CMIP5 Model-analog Seasonal Forecast Skill: a Metric for Model Evaluation of ENSO
Abstract:
Model-analog hindcast skill can also be used as a metric for ENSO simulations, since it evaluates how each CMIP5 model reproduces the observed evolution of ENSO over the historical record. As in Ding et al. (2018, 2019), model-analogs are determined within the tropical Indo-Pacific domain, using observed monthly SST and SSH anomalies. Analog ensembles corresponding to the observed anomalies are then identified in each of the 28 CMIP5 preindustrial control simulations. Retrospective forecasts of SST (1961-2015) and precipitation (1979-2015) are then made for leads of 1-12 months in the tropical Indo-Pacific. The long-term skill of the seasonal forecasts of tropical Pacific SST and precipitation represent how well each CMIP5 model’s attractor corresponds to nature’s attractor, in contrast with the more static aspects of ENSO measured by most existing metrics.

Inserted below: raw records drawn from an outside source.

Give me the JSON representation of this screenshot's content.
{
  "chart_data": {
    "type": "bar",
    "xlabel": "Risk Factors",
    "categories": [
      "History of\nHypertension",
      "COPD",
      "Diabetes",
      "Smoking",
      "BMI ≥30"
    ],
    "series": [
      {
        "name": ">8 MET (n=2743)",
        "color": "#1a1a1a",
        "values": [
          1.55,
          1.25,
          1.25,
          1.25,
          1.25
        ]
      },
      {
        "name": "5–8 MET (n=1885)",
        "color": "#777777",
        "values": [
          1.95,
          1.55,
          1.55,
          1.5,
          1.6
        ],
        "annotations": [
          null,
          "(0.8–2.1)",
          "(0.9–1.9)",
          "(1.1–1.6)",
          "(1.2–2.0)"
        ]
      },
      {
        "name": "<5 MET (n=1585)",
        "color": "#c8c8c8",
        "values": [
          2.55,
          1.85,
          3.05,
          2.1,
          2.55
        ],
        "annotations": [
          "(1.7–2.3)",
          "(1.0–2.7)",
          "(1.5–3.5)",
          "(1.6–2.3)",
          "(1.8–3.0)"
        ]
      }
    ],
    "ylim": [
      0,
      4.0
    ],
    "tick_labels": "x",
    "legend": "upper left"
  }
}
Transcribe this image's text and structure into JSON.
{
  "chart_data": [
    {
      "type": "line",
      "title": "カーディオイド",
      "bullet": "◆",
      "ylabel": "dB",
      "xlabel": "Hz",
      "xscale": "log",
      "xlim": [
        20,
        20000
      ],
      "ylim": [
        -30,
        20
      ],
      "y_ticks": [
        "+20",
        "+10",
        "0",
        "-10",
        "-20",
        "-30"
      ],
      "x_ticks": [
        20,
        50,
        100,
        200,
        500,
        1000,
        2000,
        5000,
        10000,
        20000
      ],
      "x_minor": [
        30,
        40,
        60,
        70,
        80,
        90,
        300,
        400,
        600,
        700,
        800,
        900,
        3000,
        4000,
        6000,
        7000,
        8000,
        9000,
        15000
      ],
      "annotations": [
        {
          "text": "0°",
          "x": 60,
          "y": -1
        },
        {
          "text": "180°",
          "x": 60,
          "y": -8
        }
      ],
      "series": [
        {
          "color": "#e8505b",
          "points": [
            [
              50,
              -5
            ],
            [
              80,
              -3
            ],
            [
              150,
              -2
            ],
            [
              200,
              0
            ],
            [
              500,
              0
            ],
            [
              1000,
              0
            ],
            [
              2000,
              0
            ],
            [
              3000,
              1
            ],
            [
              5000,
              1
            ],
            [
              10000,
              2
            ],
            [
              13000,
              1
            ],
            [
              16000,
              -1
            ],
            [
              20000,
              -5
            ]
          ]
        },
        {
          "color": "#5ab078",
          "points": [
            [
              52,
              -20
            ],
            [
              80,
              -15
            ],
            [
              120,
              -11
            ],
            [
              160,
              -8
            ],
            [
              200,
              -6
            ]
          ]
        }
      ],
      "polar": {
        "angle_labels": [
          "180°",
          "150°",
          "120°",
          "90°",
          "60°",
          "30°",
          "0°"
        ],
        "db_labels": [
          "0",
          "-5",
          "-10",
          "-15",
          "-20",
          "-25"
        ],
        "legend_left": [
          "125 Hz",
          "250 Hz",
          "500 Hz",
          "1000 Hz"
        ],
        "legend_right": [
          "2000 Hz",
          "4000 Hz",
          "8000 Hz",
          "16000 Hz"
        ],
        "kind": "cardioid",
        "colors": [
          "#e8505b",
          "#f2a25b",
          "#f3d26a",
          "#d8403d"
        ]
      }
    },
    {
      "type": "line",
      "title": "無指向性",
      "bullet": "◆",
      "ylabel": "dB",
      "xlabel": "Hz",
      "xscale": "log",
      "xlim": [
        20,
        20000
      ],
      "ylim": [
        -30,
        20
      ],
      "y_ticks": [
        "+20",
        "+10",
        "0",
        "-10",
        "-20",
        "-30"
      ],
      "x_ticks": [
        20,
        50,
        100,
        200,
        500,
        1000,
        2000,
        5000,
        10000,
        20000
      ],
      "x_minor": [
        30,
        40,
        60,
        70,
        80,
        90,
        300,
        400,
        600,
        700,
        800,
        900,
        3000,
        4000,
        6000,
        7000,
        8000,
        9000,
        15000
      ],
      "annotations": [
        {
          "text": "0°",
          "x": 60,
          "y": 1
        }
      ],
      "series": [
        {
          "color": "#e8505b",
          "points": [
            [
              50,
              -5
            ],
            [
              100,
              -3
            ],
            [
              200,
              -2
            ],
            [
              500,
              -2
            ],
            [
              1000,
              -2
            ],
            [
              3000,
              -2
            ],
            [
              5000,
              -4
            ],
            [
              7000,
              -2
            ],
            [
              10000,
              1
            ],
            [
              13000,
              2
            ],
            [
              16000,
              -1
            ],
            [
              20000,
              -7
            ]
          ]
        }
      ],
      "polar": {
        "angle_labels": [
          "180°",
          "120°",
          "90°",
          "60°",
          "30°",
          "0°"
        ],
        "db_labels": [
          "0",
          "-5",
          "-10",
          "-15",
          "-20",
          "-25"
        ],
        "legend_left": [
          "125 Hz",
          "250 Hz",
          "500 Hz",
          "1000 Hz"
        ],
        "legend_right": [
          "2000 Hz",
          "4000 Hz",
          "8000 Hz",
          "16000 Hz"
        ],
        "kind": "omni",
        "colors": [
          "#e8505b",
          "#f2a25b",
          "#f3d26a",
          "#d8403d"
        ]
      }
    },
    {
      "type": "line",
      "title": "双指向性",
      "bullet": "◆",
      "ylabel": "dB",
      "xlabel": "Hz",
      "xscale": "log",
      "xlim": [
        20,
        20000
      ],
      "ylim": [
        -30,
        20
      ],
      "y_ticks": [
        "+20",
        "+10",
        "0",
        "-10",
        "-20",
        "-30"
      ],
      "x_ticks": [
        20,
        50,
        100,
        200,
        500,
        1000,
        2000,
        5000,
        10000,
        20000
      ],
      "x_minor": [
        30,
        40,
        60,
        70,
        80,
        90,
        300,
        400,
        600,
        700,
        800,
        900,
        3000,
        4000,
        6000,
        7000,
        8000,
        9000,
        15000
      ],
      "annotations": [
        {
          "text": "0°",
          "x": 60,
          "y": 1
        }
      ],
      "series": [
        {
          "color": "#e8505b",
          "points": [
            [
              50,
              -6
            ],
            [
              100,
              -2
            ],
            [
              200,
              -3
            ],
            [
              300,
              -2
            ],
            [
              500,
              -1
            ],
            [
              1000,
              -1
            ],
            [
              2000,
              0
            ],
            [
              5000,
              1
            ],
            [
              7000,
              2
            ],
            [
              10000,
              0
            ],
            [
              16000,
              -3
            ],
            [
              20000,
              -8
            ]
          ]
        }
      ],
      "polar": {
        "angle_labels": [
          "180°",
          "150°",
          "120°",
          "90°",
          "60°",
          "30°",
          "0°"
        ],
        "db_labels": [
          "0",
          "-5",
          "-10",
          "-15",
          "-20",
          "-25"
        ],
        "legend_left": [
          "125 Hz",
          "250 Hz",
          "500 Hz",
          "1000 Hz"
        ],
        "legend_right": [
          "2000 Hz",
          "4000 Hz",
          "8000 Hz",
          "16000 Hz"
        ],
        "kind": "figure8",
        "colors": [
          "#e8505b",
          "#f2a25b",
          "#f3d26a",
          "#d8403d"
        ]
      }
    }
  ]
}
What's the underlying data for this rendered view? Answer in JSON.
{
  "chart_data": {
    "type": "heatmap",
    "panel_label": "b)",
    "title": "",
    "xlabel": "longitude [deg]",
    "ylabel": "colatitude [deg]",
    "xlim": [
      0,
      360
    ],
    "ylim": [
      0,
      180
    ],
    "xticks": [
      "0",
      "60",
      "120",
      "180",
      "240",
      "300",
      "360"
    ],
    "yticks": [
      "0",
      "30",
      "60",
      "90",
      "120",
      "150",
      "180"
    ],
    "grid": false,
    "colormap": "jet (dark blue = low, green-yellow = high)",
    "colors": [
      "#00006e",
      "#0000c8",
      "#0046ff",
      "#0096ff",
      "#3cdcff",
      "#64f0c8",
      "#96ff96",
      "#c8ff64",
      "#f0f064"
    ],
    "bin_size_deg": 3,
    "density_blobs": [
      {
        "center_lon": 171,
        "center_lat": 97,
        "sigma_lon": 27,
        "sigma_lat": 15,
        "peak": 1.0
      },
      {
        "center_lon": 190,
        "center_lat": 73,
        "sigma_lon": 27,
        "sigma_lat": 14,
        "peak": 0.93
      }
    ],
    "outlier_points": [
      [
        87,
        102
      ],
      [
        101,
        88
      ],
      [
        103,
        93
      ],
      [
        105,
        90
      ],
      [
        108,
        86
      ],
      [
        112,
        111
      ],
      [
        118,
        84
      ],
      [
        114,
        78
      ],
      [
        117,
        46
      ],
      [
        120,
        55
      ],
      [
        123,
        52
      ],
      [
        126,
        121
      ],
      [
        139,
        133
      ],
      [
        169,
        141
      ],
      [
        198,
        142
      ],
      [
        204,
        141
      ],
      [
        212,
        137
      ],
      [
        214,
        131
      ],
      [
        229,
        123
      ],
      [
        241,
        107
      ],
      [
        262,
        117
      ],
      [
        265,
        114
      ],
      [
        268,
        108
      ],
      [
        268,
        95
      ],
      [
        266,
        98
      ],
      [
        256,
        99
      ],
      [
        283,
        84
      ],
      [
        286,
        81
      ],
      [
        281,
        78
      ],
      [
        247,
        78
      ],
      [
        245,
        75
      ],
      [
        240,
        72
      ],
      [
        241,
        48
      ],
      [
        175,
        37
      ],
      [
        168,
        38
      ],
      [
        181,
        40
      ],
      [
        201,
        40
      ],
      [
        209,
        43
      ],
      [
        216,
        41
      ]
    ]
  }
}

While precipitation in the tropical Pacific is not used to select the model-analogs, the precipitationforecast skill of the model-analogs emerges as a key identifier of the better tropical Indo-Pacific simulations. Several models with the best analog representation of observed SST anomalies actually display very poor precipitation forecast skill. The models with the highest precipitation forecast skill show the most realistic mean states for precipitation, SST, and surface winds in the equatorial Pacific. In addition, the most skillful models at predicting precipitation also better simulate the interannual variability of SST and precipitation in the equatorial Pacific. These results show a direct relationship between the mean model error and seasonal forecast error, which has been difficult to determine using more traditional forecast approaches. The potential for using model-analog forecast skill to identify models with more realistic 20thcentury trends is also examined.